The VCM has intentionally opted for methodologies to be designed broadly. This makes a lot of sense if the objective is to encourage developers and investors to participate more in the VCM, and drive innovation. But it also makes total equivalence of outcome difficult to guarantee. 

Much focus has been on how to incorporate a range of mainstream scientific developments and make them common practice in the VCM via updating methodologies. The latest push to the use of statistical matching and dynamic baselines is an example of this process in good effect.

Yet, BeZero’s analysis finds that the cadence of methodology reviews does not alone dictate the quality of the carbon credits produced. Some approaches can have better outcomes than others and some modern techniques, while highly sophisticated, may not guarantee accuracy.
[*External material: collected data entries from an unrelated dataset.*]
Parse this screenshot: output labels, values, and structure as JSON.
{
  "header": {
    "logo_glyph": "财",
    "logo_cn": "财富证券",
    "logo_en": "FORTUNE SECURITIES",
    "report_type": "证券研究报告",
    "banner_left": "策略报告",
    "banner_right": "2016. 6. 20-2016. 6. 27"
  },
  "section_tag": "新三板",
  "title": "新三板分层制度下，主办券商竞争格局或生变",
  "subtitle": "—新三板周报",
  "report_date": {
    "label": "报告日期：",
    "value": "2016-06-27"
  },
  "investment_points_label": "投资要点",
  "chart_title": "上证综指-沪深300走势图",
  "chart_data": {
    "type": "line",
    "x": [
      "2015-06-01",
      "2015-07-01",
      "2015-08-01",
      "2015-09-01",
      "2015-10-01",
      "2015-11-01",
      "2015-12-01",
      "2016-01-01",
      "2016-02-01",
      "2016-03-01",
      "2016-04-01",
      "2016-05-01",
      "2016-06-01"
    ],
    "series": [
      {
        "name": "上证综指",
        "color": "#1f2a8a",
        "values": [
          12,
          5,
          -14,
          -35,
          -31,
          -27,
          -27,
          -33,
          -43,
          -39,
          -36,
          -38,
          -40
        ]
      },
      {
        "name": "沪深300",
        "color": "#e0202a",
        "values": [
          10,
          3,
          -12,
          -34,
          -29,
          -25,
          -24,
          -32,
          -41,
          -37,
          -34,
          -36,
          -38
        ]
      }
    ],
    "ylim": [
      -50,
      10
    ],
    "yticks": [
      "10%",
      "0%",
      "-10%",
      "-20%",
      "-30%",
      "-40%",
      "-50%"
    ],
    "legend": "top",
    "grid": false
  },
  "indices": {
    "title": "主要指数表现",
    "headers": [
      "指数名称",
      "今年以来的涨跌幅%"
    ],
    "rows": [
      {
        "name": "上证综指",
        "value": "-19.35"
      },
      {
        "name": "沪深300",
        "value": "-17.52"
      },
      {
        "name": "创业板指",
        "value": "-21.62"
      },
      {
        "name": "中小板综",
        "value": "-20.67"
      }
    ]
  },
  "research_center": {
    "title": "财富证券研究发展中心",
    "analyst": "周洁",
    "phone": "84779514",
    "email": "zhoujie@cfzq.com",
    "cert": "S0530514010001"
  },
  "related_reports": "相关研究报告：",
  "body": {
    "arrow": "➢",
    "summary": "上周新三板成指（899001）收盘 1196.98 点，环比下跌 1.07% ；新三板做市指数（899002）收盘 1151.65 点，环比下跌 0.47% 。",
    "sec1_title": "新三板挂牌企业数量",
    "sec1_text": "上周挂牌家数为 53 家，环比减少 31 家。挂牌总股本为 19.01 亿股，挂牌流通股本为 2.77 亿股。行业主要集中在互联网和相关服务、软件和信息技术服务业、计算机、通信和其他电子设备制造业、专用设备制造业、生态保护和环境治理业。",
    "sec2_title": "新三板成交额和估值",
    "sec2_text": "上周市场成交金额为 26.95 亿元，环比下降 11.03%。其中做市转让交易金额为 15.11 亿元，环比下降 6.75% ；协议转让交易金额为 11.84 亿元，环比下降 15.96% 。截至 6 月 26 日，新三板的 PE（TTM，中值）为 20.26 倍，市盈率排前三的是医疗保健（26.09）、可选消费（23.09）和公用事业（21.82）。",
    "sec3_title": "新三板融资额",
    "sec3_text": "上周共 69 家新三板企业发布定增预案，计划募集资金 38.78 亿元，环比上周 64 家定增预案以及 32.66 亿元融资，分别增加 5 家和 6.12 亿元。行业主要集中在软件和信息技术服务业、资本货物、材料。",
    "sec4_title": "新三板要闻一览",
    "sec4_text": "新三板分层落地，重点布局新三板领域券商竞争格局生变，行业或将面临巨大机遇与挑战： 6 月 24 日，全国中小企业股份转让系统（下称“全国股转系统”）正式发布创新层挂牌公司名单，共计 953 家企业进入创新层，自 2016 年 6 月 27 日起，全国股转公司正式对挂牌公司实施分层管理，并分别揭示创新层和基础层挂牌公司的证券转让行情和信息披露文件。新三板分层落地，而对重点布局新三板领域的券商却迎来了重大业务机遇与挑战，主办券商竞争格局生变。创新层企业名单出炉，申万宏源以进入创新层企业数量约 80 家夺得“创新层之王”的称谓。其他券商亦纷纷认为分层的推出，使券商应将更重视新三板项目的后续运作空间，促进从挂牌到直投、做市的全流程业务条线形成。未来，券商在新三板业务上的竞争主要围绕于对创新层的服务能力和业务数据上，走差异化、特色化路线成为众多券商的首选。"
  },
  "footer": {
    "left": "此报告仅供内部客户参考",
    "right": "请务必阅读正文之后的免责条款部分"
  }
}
Sense and sensibility still play an essential role. 

Our analysis also warns against assuming a methodology is in and of itself enough to determine quality. The way they are implemented by individual projects varies substantially, and as a result so too does carbon efficacy of issued credits. Some schemes, such as CORSIA, rely on this step alone for instance. Note Article 6 presents an interesting path towards seeking agreement to impose fewer, more specific methodologies.

Finally, the diverse manner in which methodologies are carried out underlines the need for independent carbon ratings. Developing and assessing projects is highly complex and there’s still so much to learn, often in real time. 

By taking a probabilistic approach to project assessment (not binary pass or fail), ratings ensure that the degree to which a project employs appropriate methodological considerations is fairly reflected. It also bridges the gap between seeing quality as binary, and the realities on the ground.

As ratings processes and insights mature, they can provide a valuable feedback loop for the VCM value chain, including Standards Bodies on approaches the wider market considers higher quality.